Monday, January 11, 2016

So much more than a 12 day trip...

I've been looking forward to this trip since the first time my mom and dad went to Africa a few years ago... All that's happened since then is truly amazing to me and a testament to how God can work wonders through unsuspecting but Holy Spirit led believers. I never expected my parents to be travelling back and forth to Uganda several times a year. In fact my mom will say she never thought she'd have such good friends all the way in Africa!

But God has used their gifts, talents and life experiences to bring hope to a war-torn, neglected part of Uganda; and that hope comes in the black and white shape of a Holstein dairy cow. An animal that was so normal to me growing up... dirty... and smelly. But they were always there. They put food on the table and a roof over our heads. They put all four of us girls through Christian schools and colleges. They helped my father create a business that now supports in some way, all of us and our families. They were so ordinary to me as a kid, but now they are something quite extraordinary.

They are now the main attraction at a 20 cow dairy operation in Gulu, Uganda; and they could be just the thing to build a new economy.  They are creating jobs. They are creating in families a desire to work for more than a day's existence. They are creating opportunities for Ugandan men and women to build a better future for their kids and their country. My parents have been there at every stage of the process; and now my oldest son, Brody, and I get to go and see these extraordinary cows. (Be prepared for a lot of cow pictures!)

So here we are... less than 36 hours from take off... My state of mind could be summed up with about every emoji and I have a lot of lists running though my head... lists for packing, last minute items I need to round up, people I need to touch base with, things about the kids I need to make sure Matt knows before I leave, and things I want to remember when I'm finally there...

Thank you to everyone that has wished us well and thank you to those who will be praying for us. Thank you to my husband for encouraging me in this and for holding down the fort here and thank you to those who will be helping him with rides, meals and everything else that moms do.... And of course, thank you to my kids for making my upcoming absence seem like no big deal! I know I'm only gone for 12 days, but it feels like so much more than just a 12 day trip...

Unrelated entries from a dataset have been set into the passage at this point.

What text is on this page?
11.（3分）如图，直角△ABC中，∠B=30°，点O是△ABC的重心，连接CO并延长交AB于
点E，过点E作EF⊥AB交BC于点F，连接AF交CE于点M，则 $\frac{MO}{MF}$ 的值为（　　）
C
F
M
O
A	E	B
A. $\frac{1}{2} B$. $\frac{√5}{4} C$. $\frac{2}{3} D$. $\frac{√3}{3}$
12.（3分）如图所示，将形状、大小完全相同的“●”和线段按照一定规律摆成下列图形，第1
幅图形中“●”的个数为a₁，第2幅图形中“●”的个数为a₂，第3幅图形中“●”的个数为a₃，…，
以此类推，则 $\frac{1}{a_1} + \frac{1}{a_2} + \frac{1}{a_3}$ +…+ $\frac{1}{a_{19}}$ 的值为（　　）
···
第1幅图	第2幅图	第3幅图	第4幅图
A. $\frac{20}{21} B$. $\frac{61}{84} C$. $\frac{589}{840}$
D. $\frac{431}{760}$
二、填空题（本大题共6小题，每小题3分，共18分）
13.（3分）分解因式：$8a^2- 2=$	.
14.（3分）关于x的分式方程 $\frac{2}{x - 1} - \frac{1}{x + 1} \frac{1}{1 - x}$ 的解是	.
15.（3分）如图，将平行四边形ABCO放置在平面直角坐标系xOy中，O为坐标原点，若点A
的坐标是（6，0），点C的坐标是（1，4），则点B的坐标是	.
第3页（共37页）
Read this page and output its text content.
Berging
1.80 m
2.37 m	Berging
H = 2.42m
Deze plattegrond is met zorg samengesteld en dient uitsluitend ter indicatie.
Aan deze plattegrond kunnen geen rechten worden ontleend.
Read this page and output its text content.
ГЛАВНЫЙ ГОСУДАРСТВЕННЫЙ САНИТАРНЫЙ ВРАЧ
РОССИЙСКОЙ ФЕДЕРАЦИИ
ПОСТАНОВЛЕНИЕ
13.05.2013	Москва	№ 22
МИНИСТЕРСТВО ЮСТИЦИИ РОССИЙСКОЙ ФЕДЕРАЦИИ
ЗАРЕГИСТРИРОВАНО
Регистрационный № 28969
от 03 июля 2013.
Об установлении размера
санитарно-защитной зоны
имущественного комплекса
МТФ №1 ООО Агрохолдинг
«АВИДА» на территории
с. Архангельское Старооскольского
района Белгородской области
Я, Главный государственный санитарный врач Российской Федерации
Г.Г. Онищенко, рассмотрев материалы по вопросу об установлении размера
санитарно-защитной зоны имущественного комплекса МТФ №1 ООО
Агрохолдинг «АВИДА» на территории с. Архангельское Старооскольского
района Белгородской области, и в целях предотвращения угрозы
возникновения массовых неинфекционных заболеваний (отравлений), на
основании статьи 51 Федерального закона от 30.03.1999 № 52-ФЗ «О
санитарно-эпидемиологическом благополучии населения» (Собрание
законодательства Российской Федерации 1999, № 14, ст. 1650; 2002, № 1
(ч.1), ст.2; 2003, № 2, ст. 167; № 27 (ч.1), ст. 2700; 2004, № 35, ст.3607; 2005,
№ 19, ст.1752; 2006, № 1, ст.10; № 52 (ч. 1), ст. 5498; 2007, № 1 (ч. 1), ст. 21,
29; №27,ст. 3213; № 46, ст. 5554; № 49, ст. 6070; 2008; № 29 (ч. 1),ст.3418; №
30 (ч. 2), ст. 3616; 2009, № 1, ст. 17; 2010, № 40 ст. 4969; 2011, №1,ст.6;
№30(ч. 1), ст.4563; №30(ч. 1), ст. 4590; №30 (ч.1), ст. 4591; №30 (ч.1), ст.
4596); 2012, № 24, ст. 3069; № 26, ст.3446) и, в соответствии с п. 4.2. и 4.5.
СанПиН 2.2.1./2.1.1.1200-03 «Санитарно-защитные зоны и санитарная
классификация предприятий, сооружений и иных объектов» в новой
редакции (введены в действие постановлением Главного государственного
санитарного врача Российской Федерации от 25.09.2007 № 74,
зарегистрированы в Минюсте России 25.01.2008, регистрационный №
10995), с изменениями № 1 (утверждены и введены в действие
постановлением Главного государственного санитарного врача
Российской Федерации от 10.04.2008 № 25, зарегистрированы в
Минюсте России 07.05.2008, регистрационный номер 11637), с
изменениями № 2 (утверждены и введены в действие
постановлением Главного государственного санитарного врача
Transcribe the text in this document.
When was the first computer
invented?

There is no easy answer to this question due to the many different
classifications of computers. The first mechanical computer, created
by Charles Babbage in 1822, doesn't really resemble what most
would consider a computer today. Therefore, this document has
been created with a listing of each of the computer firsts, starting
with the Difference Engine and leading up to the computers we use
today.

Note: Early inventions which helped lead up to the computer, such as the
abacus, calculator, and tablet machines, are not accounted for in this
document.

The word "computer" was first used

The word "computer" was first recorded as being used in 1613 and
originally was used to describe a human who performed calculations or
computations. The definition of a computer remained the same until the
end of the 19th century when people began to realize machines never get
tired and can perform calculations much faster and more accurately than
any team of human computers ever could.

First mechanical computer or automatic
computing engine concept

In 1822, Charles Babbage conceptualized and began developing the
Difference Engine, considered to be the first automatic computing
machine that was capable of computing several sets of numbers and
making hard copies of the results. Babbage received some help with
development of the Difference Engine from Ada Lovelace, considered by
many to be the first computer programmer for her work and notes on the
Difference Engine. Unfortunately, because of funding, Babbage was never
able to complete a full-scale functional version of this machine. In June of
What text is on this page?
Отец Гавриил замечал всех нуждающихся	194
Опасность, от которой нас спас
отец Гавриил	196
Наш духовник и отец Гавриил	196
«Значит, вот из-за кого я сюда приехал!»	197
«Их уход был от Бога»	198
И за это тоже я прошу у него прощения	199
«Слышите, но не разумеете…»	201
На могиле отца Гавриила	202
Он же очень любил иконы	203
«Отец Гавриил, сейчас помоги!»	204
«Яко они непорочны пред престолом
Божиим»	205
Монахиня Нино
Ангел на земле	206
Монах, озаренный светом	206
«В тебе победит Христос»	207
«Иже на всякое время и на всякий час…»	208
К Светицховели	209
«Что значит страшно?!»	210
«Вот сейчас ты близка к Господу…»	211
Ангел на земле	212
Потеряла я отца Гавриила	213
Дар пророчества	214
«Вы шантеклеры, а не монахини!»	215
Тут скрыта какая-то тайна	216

I will try to keep you updated as our trip progresses, and I'm sorry in advance for the blog posts that will be too long or too short or non-existent. I just don't know what to expect when I get there... what will the wi-fi be like? Will I have enough brain power to put two sentences together by evening? And to be honest, if someone shows up to hang out at the hotel with my parents (like I'm told happens quite often), I'll be sitting in on that, taking it all in and thanking God for this amazing opportunity!